Social Media Top 5: DM Spam, Infographic Pain, & Naughty Words
Blogworld: Spam is Spam No Matter Who Sends It
I was lucky enough to be invited to attend Blogworld Expo in New York City this week, moderating a panel on social media in the financial services industry. I also attended the opening keynote, featuring author and winer Gary Vaynerchuk, former Kodak CMO and current, um, marketing e-book something or other Jeffrey Hayzlett, and author H.P. Mallory. One moment that stood out for me was when the subject of promoting products via unsolicited direct message on Twitter came up. Hayzlett defended, somewhat, his experiment with doing that to promote his e-book. I received one of those DM’s a few months back and was pretty shocked to get such a piece of spam from someone so well-known in the marketing industry. When Hayzlett’s defense was that he received only 18 negative comments about the spam, Vaynerchuk, to his credit, said “That you know of.”
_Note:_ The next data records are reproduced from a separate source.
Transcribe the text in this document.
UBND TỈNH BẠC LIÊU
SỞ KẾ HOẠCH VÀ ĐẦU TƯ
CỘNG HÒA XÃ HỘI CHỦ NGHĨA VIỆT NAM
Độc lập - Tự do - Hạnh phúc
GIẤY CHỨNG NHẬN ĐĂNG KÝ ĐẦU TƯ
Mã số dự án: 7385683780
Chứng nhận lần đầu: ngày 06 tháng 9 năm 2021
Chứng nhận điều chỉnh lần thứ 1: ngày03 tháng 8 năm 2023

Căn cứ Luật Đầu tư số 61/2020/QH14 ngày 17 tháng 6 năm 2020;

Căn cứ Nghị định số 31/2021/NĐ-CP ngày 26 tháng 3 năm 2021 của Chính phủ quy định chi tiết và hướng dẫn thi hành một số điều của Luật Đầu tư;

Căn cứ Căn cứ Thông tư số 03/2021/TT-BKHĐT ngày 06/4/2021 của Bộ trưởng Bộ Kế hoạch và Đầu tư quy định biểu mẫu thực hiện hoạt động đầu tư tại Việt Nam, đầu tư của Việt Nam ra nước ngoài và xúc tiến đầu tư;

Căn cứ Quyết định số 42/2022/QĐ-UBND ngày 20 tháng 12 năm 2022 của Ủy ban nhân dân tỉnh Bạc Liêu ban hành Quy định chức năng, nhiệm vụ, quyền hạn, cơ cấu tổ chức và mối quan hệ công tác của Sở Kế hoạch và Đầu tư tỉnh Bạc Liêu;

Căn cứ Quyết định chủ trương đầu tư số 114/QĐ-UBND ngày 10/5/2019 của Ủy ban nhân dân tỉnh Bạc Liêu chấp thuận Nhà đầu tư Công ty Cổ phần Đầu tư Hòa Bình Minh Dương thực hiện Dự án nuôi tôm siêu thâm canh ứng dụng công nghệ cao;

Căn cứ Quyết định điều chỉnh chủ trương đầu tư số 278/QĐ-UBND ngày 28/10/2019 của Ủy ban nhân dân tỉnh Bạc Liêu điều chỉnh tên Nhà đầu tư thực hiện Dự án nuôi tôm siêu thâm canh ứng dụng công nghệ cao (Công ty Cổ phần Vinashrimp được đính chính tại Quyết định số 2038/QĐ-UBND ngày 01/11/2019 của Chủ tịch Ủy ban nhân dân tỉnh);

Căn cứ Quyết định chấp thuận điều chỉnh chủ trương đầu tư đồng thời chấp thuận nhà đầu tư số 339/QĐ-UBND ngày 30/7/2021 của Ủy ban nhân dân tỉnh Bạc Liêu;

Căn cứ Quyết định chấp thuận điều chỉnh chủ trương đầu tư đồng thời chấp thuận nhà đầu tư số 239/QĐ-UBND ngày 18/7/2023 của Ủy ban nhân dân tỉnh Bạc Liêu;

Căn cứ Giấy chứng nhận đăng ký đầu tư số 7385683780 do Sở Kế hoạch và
And yeah, I mentioned Gary Vee 2 weeks in a row. Complain in the comments. To make up for it, I’ll add that I refuse to stand in line for book autographs; that’s a big “whatever” for me. So I took Gary Vee’s book, which was given to all attendees, and had Wendy Piersall, author of the upcoming “Mom Blogging for Dummies,” sign it instead. She’ll need the practice as I’m sure the book will do well.
Infographics Are Way The Heck Out of Control
Similar to my recent rant about overused stock images and their inability to make me respect your writing, I would also argue that making infographics that try to cram too much into a small space– or even worse, take up too much space- disrespects the reader. I think infographics should be simple, to the point, and easy to digest. To extract more detail, write more in the blog post or a white paper.
Geoff Livingston goes on about this at length. Bravo. My only beef is that I wouldn’t describe overwrought infographics as porn, as I don’t think porn is designed to make people angry, give them seizures or destroy their eyesight.
Yeah, I can easily talk about the Twitterverse, but there are several other examples, sadly too easy to find. Danny Brown pointed me to a blog post discussing the role of swearing in professional blogs, but I couldn’t scroll past the darn infographic to read it for fear of developing tendonitis in my trackpad fingers. Good heavens, what a clusterfudge of info-filth.
About the Swearing
Speaking of Danny Brown’s dilemma; people who know me know I know all the words, and use them (knowingly). I tend not to use them here or on my public Twitter and Facebook feeds (except in rare instances and occasionally by accident), but that’s a choice. Am I offended if people use language in a professionally-focused post? Not really. The words are now in the boardrooms, conference calls and certainly at the water coolers. Use your judgment and be prepared for people to be offended, but it’s out there.
Twitter Buys Tweetdeck; So What?
Josh Bernoff of Forrester Research says Twitter will favor its own apps. Will other developers cry foul if that happens? Maybe, but so what? An “open API” is as open as its owner makes it, and no more so (accounting for the possibility of legal contracts and such between owners and developers, I suppose). So will we get a better experience on Tweetdeck? A more consistent one as Josh says, sure. For advertisers and marketers, consistent experience across multiple platforms makes Twitter more attractive, not only for marketing but for plain old business use.
Does it mean other worthy tools like CoTweet, HootSuite and Seesmic get short shrift? Not if they continue to differentiate or simply add their own value. I don;t pretend to know if that is about to get more difficult.
Also interesting, is Josh’s mention of the “Splinternet,” meaning that the so-called open world of apps is turning into one of consolidation by companies. Natural progression, isn’t it?
Me? I’m still waiting for the day when Tweetdeck loads on my Macbook in a timely fashion…
…still waiting. Maybe that will change.
Did The Onion Take Over All Things D?
With a headline like “Apple Store Customers Satisfied Even if They Didn’t Buy Anything,” one has to wonder.